本博文参考自：https://leetcode.com/discuss/38206/ac-o-n-solution-in-java-using-buckets-with-explanation

Given an array of integers, find out whether there are two distinct indices i and j in the array such that the difference between nums[i] and nums[j] is at most t and the difference between i and j is at most k.

判断在一个数组中，是否存在两个元素nums[i]和nums[j]，满足nums[i]和nums[j]之间的最大差为t，i和j之间最大的差为k。
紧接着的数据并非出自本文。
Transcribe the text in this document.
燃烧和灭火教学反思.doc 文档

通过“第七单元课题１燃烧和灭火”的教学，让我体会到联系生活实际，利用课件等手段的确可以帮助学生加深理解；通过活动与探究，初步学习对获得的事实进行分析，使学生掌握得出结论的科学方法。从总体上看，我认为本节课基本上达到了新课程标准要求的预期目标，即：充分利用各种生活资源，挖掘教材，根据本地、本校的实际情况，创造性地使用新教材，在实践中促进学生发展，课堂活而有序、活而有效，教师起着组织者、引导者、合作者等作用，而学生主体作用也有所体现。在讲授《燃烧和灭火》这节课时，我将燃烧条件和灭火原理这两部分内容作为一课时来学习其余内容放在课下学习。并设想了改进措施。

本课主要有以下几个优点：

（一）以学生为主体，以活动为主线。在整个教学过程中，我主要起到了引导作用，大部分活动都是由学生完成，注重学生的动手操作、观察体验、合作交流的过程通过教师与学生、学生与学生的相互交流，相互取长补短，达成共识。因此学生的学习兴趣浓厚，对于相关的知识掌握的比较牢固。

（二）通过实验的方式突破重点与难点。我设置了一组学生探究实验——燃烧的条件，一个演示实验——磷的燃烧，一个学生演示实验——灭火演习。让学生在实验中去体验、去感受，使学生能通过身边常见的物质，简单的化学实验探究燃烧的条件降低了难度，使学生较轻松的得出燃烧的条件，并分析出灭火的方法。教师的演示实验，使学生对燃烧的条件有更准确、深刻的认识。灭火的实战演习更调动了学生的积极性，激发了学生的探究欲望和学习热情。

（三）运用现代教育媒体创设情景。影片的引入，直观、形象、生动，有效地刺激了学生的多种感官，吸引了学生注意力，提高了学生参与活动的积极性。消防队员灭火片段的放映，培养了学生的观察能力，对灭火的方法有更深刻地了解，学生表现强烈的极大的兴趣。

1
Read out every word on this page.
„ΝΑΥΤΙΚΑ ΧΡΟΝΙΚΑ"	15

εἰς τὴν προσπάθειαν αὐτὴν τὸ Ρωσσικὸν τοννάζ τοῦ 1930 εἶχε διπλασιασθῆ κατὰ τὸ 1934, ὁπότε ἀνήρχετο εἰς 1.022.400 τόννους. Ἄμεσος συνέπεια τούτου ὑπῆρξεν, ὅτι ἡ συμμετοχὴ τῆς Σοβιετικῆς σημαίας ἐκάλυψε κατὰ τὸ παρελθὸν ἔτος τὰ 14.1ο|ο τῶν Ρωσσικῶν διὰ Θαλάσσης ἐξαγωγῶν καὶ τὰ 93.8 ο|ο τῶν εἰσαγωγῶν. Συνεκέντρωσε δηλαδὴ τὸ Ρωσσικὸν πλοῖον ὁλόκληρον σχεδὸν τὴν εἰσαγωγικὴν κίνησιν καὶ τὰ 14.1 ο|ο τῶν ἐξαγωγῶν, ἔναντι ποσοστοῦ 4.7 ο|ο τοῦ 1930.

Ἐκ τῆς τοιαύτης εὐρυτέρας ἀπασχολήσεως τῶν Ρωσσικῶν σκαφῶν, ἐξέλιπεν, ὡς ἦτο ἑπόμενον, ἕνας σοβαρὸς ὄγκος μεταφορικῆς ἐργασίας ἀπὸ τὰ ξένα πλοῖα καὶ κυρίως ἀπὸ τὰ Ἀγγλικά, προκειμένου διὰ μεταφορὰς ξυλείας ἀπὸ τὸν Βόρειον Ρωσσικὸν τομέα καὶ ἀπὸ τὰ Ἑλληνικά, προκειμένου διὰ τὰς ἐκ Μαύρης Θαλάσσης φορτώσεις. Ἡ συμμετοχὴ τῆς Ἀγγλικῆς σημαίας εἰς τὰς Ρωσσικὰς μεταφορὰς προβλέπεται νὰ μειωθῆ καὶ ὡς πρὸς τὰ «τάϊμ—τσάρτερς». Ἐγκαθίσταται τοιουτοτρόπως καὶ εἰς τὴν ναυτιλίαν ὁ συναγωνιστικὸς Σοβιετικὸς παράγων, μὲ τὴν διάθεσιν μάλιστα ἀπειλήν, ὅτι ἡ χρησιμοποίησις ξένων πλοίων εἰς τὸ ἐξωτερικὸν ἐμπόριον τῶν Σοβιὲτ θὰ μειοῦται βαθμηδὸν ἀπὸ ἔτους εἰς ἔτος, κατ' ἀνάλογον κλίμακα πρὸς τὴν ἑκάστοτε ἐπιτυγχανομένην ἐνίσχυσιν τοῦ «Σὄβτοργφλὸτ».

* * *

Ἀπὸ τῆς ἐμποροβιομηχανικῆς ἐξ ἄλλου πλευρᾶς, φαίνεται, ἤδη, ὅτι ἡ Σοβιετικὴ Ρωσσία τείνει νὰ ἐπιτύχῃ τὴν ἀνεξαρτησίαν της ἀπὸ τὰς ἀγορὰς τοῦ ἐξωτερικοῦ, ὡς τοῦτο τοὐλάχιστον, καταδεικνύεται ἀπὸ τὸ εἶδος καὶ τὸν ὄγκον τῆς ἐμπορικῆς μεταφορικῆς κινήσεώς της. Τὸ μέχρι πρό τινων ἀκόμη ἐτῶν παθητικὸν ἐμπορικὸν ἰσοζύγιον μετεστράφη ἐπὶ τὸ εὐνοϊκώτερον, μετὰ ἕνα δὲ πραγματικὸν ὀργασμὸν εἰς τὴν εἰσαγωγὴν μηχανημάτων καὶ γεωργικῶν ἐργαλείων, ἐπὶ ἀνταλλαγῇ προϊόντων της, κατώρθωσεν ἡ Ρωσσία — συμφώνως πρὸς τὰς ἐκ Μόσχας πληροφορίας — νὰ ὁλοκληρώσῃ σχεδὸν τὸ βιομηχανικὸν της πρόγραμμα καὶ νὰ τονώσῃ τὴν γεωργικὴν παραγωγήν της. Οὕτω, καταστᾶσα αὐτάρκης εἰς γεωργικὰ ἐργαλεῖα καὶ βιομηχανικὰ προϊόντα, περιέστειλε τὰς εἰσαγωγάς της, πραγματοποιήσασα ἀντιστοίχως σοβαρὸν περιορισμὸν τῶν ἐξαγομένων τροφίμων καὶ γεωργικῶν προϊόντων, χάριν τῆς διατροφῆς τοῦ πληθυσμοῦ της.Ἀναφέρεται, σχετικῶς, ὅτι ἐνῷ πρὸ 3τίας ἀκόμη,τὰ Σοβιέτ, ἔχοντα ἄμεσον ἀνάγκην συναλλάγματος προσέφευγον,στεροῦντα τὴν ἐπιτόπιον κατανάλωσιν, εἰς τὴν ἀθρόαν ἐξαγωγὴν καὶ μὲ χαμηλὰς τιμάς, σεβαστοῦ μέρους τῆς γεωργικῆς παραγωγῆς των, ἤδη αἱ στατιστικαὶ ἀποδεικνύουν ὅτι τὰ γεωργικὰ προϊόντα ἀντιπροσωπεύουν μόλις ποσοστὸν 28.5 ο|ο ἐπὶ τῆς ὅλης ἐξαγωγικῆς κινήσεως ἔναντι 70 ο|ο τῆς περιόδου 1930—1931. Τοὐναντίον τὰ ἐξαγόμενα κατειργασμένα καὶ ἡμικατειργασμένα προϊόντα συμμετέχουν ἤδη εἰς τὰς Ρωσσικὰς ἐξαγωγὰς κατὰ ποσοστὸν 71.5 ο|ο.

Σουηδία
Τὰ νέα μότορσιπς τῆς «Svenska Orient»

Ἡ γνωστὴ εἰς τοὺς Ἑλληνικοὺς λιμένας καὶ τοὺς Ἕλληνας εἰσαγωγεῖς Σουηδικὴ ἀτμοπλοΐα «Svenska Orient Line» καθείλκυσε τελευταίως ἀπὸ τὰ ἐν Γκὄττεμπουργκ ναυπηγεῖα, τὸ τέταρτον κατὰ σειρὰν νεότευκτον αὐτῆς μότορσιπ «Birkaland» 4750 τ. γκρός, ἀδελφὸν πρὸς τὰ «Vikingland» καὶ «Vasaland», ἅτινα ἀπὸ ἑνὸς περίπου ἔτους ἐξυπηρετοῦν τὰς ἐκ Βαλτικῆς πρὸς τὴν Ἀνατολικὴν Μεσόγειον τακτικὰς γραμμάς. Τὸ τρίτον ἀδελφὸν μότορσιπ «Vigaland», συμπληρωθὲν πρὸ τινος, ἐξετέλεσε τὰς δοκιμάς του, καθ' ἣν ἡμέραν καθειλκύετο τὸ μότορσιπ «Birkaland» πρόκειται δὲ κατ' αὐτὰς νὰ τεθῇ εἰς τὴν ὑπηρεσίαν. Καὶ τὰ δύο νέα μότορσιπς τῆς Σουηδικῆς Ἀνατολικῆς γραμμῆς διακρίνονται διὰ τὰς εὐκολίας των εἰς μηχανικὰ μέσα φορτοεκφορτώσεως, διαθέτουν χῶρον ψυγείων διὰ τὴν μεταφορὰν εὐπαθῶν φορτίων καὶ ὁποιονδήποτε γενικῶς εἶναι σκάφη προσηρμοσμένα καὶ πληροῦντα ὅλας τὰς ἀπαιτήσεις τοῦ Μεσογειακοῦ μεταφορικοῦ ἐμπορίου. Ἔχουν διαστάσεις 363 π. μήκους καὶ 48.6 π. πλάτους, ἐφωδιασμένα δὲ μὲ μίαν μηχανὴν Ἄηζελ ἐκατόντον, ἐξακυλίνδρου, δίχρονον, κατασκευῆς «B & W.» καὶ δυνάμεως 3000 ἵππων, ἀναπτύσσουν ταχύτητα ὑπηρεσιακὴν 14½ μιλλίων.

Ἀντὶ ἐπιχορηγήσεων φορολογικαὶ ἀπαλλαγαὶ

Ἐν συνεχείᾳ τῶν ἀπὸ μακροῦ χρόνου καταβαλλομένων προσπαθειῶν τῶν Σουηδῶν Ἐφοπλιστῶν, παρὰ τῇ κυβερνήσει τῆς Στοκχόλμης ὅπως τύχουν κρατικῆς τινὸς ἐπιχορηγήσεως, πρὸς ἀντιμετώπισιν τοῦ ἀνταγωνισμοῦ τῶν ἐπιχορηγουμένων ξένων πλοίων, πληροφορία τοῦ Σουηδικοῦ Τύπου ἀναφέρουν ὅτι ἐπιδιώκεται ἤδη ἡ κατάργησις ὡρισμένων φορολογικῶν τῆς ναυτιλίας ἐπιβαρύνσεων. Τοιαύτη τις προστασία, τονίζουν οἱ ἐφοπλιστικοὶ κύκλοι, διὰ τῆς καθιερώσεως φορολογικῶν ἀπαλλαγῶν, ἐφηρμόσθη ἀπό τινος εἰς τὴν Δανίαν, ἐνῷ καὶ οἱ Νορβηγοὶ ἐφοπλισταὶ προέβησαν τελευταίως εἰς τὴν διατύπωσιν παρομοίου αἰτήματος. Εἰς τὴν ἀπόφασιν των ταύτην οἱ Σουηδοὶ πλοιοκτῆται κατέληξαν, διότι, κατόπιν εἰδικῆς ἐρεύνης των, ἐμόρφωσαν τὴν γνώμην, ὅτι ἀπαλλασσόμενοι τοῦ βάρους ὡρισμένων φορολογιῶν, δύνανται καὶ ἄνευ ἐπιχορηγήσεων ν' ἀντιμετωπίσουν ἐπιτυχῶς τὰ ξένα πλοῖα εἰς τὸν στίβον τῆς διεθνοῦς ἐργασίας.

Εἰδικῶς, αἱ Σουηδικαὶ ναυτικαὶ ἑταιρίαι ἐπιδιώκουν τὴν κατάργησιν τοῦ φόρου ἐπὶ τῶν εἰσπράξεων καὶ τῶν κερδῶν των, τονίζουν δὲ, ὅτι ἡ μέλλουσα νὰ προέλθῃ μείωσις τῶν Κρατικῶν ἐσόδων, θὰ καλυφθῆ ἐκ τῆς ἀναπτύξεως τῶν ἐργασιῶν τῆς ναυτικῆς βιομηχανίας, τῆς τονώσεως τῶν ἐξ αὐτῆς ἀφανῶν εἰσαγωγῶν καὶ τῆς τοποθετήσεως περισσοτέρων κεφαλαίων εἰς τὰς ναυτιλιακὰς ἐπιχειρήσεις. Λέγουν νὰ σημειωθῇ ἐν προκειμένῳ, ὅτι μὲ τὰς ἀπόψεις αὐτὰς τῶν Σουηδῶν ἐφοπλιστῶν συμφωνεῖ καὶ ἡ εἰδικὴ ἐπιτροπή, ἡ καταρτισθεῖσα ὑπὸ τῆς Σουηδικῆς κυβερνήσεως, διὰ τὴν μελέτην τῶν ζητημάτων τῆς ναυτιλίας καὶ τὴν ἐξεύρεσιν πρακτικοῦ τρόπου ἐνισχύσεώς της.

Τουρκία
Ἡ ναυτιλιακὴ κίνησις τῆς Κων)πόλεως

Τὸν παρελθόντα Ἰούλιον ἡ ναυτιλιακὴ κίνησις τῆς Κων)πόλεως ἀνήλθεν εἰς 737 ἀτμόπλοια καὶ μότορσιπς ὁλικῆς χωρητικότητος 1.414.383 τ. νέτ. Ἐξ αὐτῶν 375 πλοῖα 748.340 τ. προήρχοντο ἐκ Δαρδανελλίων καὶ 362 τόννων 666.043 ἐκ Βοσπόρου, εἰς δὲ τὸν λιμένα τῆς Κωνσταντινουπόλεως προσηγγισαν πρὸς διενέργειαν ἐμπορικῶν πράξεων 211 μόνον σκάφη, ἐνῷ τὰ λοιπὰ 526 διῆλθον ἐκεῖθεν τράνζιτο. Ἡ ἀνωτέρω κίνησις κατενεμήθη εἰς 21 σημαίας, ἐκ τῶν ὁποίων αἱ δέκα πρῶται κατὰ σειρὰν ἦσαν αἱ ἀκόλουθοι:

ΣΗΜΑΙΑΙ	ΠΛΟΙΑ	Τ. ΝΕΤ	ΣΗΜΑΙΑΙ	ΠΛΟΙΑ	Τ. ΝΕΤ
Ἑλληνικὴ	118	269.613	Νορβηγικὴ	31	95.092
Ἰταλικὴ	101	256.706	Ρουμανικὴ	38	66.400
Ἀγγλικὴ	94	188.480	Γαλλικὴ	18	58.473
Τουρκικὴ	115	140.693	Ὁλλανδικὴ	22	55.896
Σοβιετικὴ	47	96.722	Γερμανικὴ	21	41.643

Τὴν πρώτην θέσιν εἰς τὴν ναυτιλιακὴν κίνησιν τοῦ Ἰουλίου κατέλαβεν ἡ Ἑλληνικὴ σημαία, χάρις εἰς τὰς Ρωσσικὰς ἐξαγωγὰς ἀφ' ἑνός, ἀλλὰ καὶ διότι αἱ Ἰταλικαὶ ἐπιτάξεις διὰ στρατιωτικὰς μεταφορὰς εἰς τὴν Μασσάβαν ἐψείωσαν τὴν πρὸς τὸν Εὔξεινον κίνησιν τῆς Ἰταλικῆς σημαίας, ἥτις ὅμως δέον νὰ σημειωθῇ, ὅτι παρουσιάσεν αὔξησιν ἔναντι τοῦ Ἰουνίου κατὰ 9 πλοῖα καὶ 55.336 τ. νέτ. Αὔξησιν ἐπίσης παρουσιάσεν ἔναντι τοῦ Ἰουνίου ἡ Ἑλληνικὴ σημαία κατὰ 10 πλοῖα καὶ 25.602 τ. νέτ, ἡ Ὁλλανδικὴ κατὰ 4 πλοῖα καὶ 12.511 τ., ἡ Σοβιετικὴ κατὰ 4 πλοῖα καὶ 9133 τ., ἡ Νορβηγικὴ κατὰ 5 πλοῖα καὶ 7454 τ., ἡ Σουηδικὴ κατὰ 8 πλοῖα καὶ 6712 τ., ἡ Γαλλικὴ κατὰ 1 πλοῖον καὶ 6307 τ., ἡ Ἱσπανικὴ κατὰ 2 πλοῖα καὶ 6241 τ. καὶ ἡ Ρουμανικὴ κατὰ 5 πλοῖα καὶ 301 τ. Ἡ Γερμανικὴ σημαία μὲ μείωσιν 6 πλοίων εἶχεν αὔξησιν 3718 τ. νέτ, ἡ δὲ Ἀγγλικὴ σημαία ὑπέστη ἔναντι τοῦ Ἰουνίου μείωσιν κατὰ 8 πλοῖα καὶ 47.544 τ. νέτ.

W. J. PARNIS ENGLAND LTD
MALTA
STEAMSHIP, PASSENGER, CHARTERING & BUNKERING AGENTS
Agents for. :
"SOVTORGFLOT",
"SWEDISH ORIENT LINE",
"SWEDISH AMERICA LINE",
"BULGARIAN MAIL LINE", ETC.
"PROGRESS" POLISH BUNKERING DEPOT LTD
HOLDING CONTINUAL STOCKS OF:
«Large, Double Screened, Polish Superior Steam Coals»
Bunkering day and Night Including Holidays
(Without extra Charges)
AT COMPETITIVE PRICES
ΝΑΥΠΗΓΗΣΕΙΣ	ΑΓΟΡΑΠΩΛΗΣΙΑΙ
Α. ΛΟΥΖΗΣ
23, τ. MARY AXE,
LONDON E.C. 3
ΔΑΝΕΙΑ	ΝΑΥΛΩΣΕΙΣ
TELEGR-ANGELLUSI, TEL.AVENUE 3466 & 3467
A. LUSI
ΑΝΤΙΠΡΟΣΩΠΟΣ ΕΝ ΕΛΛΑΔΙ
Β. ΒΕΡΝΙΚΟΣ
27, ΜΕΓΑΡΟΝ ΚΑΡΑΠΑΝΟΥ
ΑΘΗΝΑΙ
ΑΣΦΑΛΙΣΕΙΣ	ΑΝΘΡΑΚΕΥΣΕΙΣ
这道题目，最直观的方法就是直接做，时间复杂度为O（n*k）

一种可行的解法是使用筒排序

程序如下：

public boolean containsNearbyAlmostDuplicate(int[] nums, int k, int t) {
if(k<1||t<0)
return false;
Map<Long, Long> map=new HashMap<Long, Long>();
for(int i=0;i<nums.length;i++){
long remappedNum=(long) nums[i]-Integer.MIN_VALUE;
long bucket=remappedNum/((long)t+1);
if(map.containsKey(bucket)||
(map.containsKey(bucket-1)&&remappedNum - map.get(bucket - 1) <= t)||
(map.containsKey(bucket + 1) && map.get(bucket + 1) - remappedNum <= t))
return true;
if(map.entrySet().size()>=k){
long lastBucket=((long)nums[i-k]-Integer.MIN_VALUE)/((long)t+1);
map.remove(lastBucket);
}
map.put(bucket, remappedNum);
}
return false;
}